Die Entwicklung dorthin wird allgemein in einem Stufenmodell erklärt. Ausgehend von Stufe 0 (der Fahrer fährt vollkommen ohne Unterstützung) und den heute schon üblichen Fahrassistenzsystemen der Stufe 1 können teilautomatisierte Fahrerassistenzsysteme der Stufe 2 automatisch bremsen, beschleunigen und im Gegensatz zu Level 1 auch das Steuer übernehmen. Gänzlich Zukunftsmusik ist dann schon das hochautomatisierte Fahren der Stufe 3: Fahrer können sich unter bestimmten Voraussetzungen dauerhaft vom Verkehrsgeschehen abwenden und die Fahraufgabe vollständig an das Fahrzeug delegieren, müssen allerdings stets in der Lage sein, die Fahraufgabe innerhalb weniger Sekunden wieder zu übernehmen. Level 4 ist die Vorstufe zum autonomen Fahren, da das Fahrzeug selbst hochkomplexe Verkehrssituationen selbstständig meistert. Der Fahrer, so die Vorstellung, könnte während der Fahrt sogar schlafen, müsste jedoch fahrtüchtig bleiben, um im Bedarfsfall das Steuer zu übernehmen. Stufe 5 wäre schließlich das komplett fahrerlose Fahren. Kritiker wie der Ingenieurpsychologe Prof. Dr. Sebastian Pannasch sehen vor allem im hochautomatisierten Fahren (Stufe 3) ein Gefährdungspotenzial: Solange der Mensch in brenzligen Situationen noch eingreifen muss, um Unfälle zu vermeiden, werden die Fahrer gar nicht ent-, sondern eher noch belastet (siehe Artikel unten). Eine Sicht, die Dr. Thomas Wagner von der Dekra Dresden teilt. Und er fragt, was der künftige Rollentausch vom aktiven Fahrer „zum Überwacher eines automatisierten Systems“ für die geistige, körperliche und charakterliche Eignung zukünftiger Fahrer bedeuten kann. Ob es neue Eignungsanforderungen und -tests geben wird und Menschen, die heute noch locker die Führerscheinprüfung bestehen, schlimmstenfalls durch ein Raster fallen könnten. Bislang seien entscheidende Fragen weder vom Gesetzgeber noch von Herstellern oder Forschung umfassend berücksichtigt, warnt Wagner angesichts der verbreiteten Euphorie. Mal abgesehen davon, dass man neue Risiko- und Gefahrenpotenziale der Roboterautos wie einen möglichen Totalausfall der Systeme oder Hacker- und Virenangriffe nur erahnen kann.
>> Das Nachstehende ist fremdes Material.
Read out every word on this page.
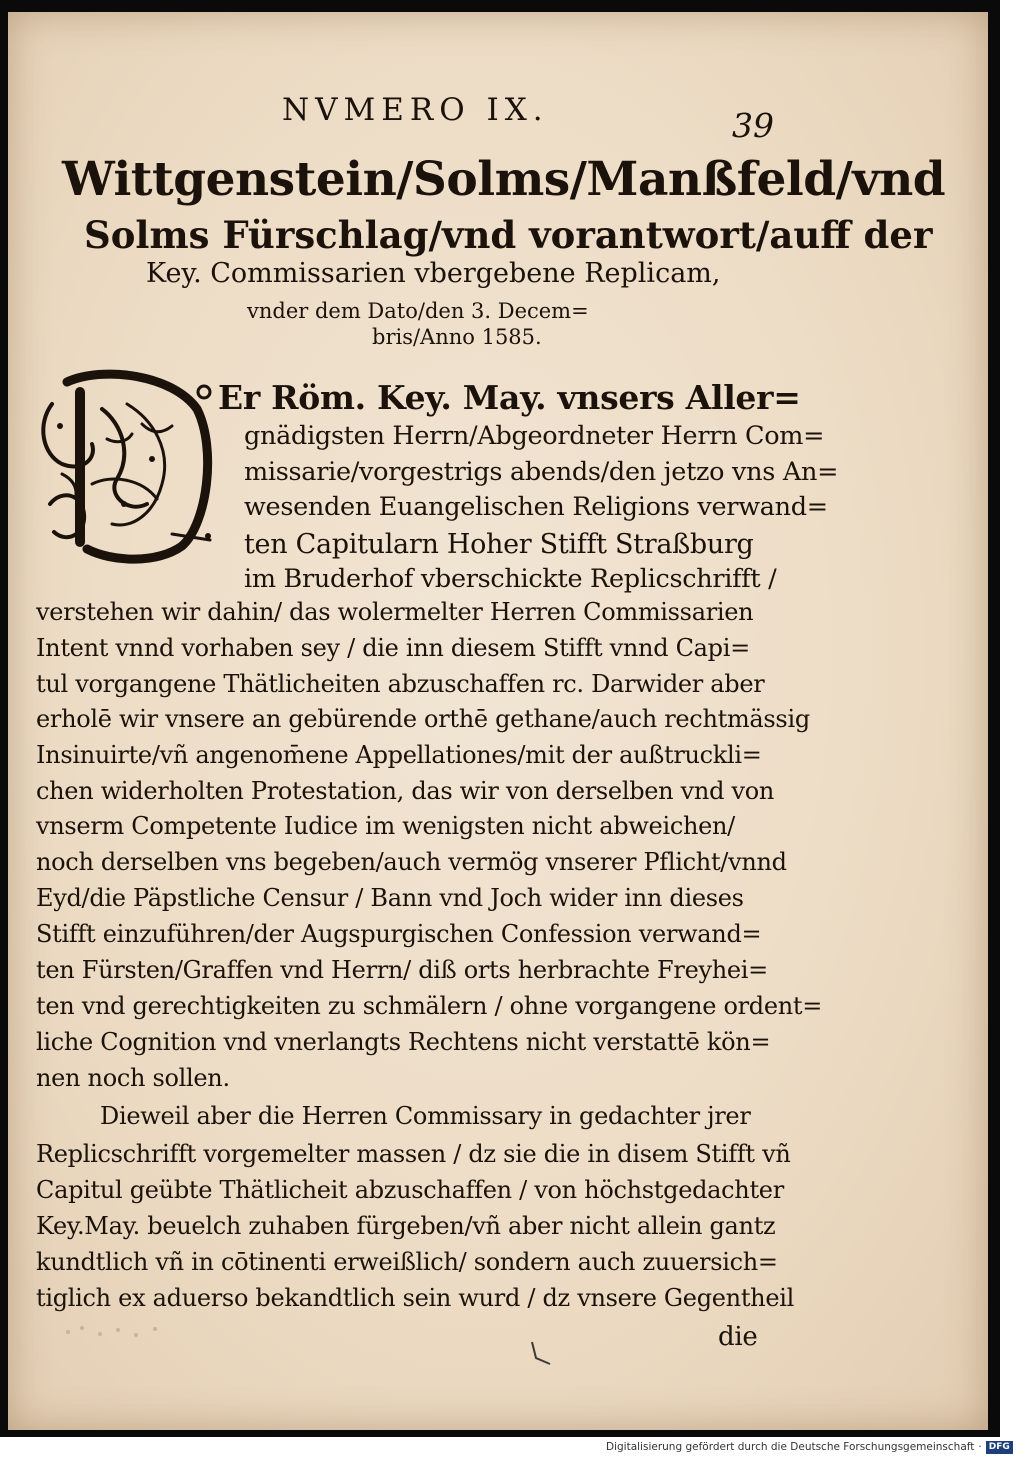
NVMERO IX.	39
Wittgenstein/Solms/Manßfeld/vnd
Solms Fürschlag/vnd vorantwort/auff der
Key. Commissarien vbergebene Replicam,
vnder dem Dato/den 3. Decem=
bris/Anno 1585.
Er Röm. Key. May. vnsers Aller=
gnädigsten Herrn/Abgeordneter Herrn Com=
missarie/vorgestrigs abends/den jetzo vns An=
wesenden Euangelischen Religions verwand=
ten Capitularn Hoher Stifft Straßburg
im Bruderhof vberschickte Replicschrifft /
verstehen wir dahin/ das wolermelter Herren Commissarien
Intent vnnd vorhaben sey / die inn diesem Stifft vnnd Capi=
tul vorgangene Thätlicheiten abzuschaffen rc. Darwider aber
erholē wir vnsere an gebürende orthē gethane/auch rechtmässig
Insinuirte/vñ angenom̄ene Appellationes/mit der außtruckli=
chen widerholten Protestation, das wir von derselben vnd von
vnserm Competente Iudice im wenigsten nicht abweichen/
noch derselben vns begeben/auch vermög vnserer Pflicht/vnnd
Eyd/die Päpstliche Censur / Bann vnd Joch wider inn dieses
Stifft einzuführen/der Augspurgischen Confession verwand=
ten Fürsten/Graffen vnd Herrn/ diß orts herbrachte Freyhei=
ten vnd gerechtigkeiten zu schmälern / ohne vorgangene ordent=
liche Cognition vnd vnerlangts Rechtens nicht verstattē kön=
nen noch sollen.
Dieweil aber die Herren Commissary in gedachter jrer
Replicschrifft vorgemelter massen / dz sie die in disem Stifft vñ
Capitul geübte Thätlicheit abzuschaffen / von höchstgedachter
Key.May. beuelch zuhaben fürgeben/vñ aber nicht allein gantz
kundtlich vñ in cōtinenti erweißlich/ sondern auch zuuersich=
tiglich ex aduerso bekandtlich sein wurd / dz vnsere Gegentheil
die
Digitalisierung gefördert durch die Deutsche Forschungsgemeinschaft · DFG
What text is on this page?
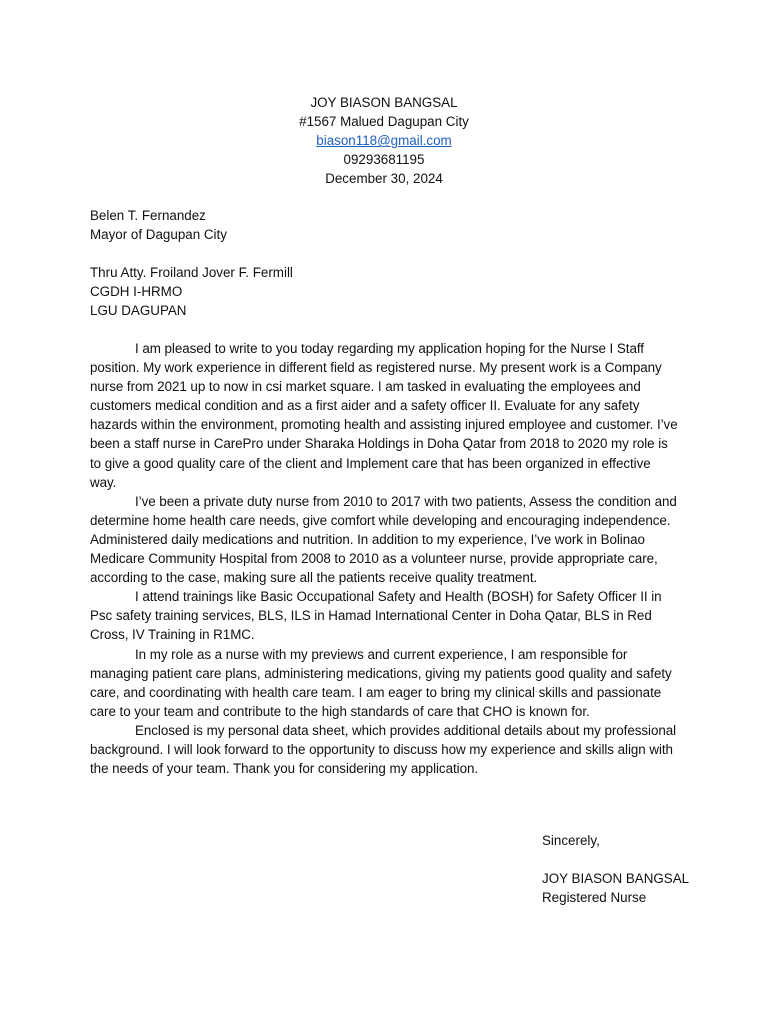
JOY BIASON BANGSAL
#1567 Malued Dagupan City
biason118@gmail.com
09293681195
December 30, 2024
Belen T. Fernandez
Mayor of Dagupan City
Thru Atty. Froiland Jover F. Fermill
CGDH I-HRMO
LGU DAGUPAN

I am pleased to write to you today regarding my application hoping for the Nurse I Staff position. My work experience in different field as registered nurse. My present work is a Company nurse from 2021 up to now in csi market square. I am tasked in evaluating the employees and customers medical condition and as a first aider and a safety officer II. Evaluate for any safety hazards within the environment, promoting health and assisting injured employee and customer. I’ve been a staff nurse in CarePro under Sharaka Holdings in Doha Qatar from 2018 to 2020 my role is to give a good quality care of the client and Implement care that has been organized in effective way.

I’ve been a private duty nurse from 2010 to 2017 with two patients, Assess the condition and determine home health care needs, give comfort while developing and encouraging independence. Administered daily medications and nutrition. In addition to my experience, I’ve work in Bolinao Medicare Community Hospital from 2008 to 2010 as a volunteer nurse, provide appropriate care, according to the case, making sure all the patients receive quality treatment.

I attend trainings like Basic Occupational Safety and Health (BOSH) for Safety Officer II in Psc safety training services, BLS, ILS in Hamad International Center in Doha Qatar, BLS in Red Cross, IV Training in R1MC.

In my role as a nurse with my previews and current experience, I am responsible for managing patient care plans, administering medications, giving my patients good quality and safety care, and coordinating with health care team. I am eager to bring my clinical skills and passionate care to your team and contribute to the high standards of care that CHO is known for.

Enclosed is my personal data sheet, which provides additional details about my professional background. I will look forward to the opportunity to discuss how my experience and skills align with the needs of your team. Thank you for considering my application.

Sincerely,
JOY BIASON BANGSAL
Registered Nurse
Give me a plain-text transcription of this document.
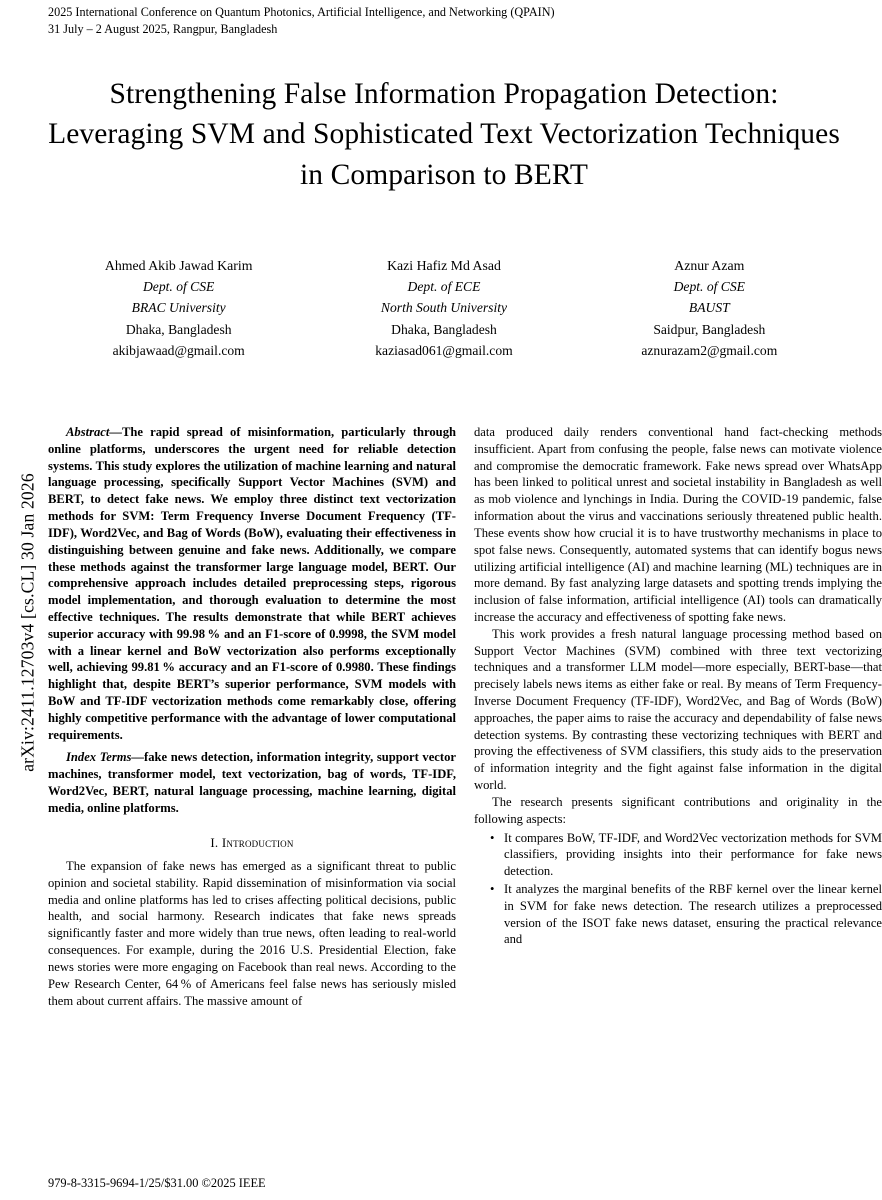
arXiv:2411.12703v4 [cs.CL] 30 Jan 2026
2025 International Conference on Quantum Photonics, Artificial Intelligence, and Networking (QPAIN)
31 July – 2 August 2025, Rangpur, Bangladesh
Strengthening False Information Propagation Detection: Leveraging SVM and Sophisticated Text Vectorization Techniques in Comparison to BERT
Ahmed Akib Jawad Karim
Dept. of CSE
BRAC University
Dhaka, Bangladesh
akibjawaad@gmail.com
Kazi Hafiz Md Asad
Dept. of ECE
North South University
Dhaka, Bangladesh
kaziasad061@gmail.com
Aznur Azam
Dept. of CSE
BAUST
Saidpur, Bangladesh
aznurazam2@gmail.com

Abstract—The rapid spread of misinformation, particularly through online platforms, underscores the urgent need for reliable detection systems. This study explores the utilization of machine learning and natural language processing, specifically Support Vector Machines (SVM) and BERT, to detect fake news. We employ three distinct text vectorization methods for SVM: Term Frequency Inverse Document Frequency (TF-IDF), Word2Vec, and Bag of Words (BoW), evaluating their effectiveness in distinguishing between genuine and fake news. Additionally, we compare these methods against the transformer large language model, BERT. Our comprehensive approach includes detailed preprocessing steps, rigorous model implementation, and thorough evaluation to determine the most effective techniques. The results demonstrate that while BERT achieves superior accuracy with 99.98 % and an F1-score of 0.9998, the SVM model with a linear kernel and BoW vectorization also performs exceptionally well, achieving 99.81 % accuracy and an F1-score of 0.9980. These findings highlight that, despite BERT’s superior performance, SVM models with BoW and TF-IDF vectorization methods come remarkably close, offering highly competitive performance with the advantage of lower computational requirements.

Index Terms—fake news detection, information integrity, support vector machines, transformer model, text vectorization, bag of words, TF-IDF, Word2Vec, BERT, natural language processing, machine learning, digital media, online platforms.

I. Introduction

The expansion of fake news has emerged as a significant threat to public opinion and societal stability. Rapid dissemination of misinformation via social media and online platforms has led to crises affecting political decisions, public health, and social harmony. Research indicates that fake news spreads significantly faster and more widely than true news, often leading to real-world consequences. For example, during the 2016 U.S. Presidential Election, fake news stories were more engaging on Facebook than real news. According to the Pew Research Center, 64 % of Americans feel false news has seriously misled them about current affairs. The massive amount of

data produced daily renders conventional hand fact-checking methods insufficient. Apart from confusing the people, false news can motivate violence and compromise the democratic framework. Fake news spread over WhatsApp has been linked to political unrest and societal instability in Bangladesh as well as mob violence and lynchings in India. During the COVID-19 pandemic, false information about the virus and vaccinations seriously threatened public health. These events show how crucial it is to have trustworthy mechanisms in place to spot false news. Consequently, automated systems that can identify bogus news utilizing artificial intelligence (AI) and machine learning (ML) techniques are in more demand. By fast analyzing large datasets and spotting trends implying the inclusion of false information, artificial intelligence (AI) tools can dramatically increase the accuracy and effectiveness of spotting fake news.

This work provides a fresh natural language processing method based on Support Vector Machines (SVM) combined with three text vectorizing techniques and a transformer LLM model—more especially, BERT-base—that precisely labels news items as either fake or real. By means of Term Frequency-Inverse Document Frequency (TF-IDF), Word2Vec, and Bag of Words (BoW) approaches, the paper aims to raise the accuracy and dependability of false news detection systems. By contrasting these vectorizing techniques with BERT and proving the effectiveness of SVM classifiers, this study aids to the preservation of information integrity and the fight against false information in the digital world.

The research presents significant contributions and originality in the following aspects:

• It compares BoW, TF-IDF, and Word2Vec vectorization methods for SVM classifiers, providing insights into their performance for fake news detection.
• It analyzes the marginal benefits of the RBF kernel over the linear kernel in SVM for fake news detection. The research utilizes a preprocessed version of the ISOT fake news dataset, ensuring the practical relevance and
979-8-3315-9694-1/25/$31.00 ©2025 IEEE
Spätestens seit den jüngsten Unfällen IT-gestützter Fahrzeuge in den USA hat auch hierzulande die Diskussion Fahrt aufgenommen, wer in einem solchen Fall juristisch zu belangen ist, wer also künftig die Haftung übernimmt: Ist es der Fahrer, der Hersteller des Roboterautos oder, wie Joachim Müller, Vorstandsvorsitzender der Allianz Versicherungs-AG, vor wenigen Tagen in der Zeitung „Die Welt“ ausführte, auch „verschuldensunabhängig“ der „Halter oder Betreiber der Maschine“?

Die Idee vom autonomen Fahren

Schon der Universalgelehrte Leonardo da Vinci soll eine Art selbstfahrendes Auto gezeichnet haben. Doch es hat rund 500 Jahre gebraucht, bis Techniker und Ingenieure die Vision des Fahrens ohne Fahrer in die Wirklichkeit umsetzen können.

Die auf dieser Seite wiedergegebenen Diskussionsbeiträge von Horst Wieker, Sebastian Pannasch und Thomas Wagner sind im Rahmen eines Seminars zum Thema „Mobilität 4.0“ geäußert worden, das der Deutsche Verkehrssicherheitsrat (DVR) am 8. und 9. November im Hotel „Zugbrücke“ in Höhr-Grenzhausen (Westerwaldkreis) veranstaltete.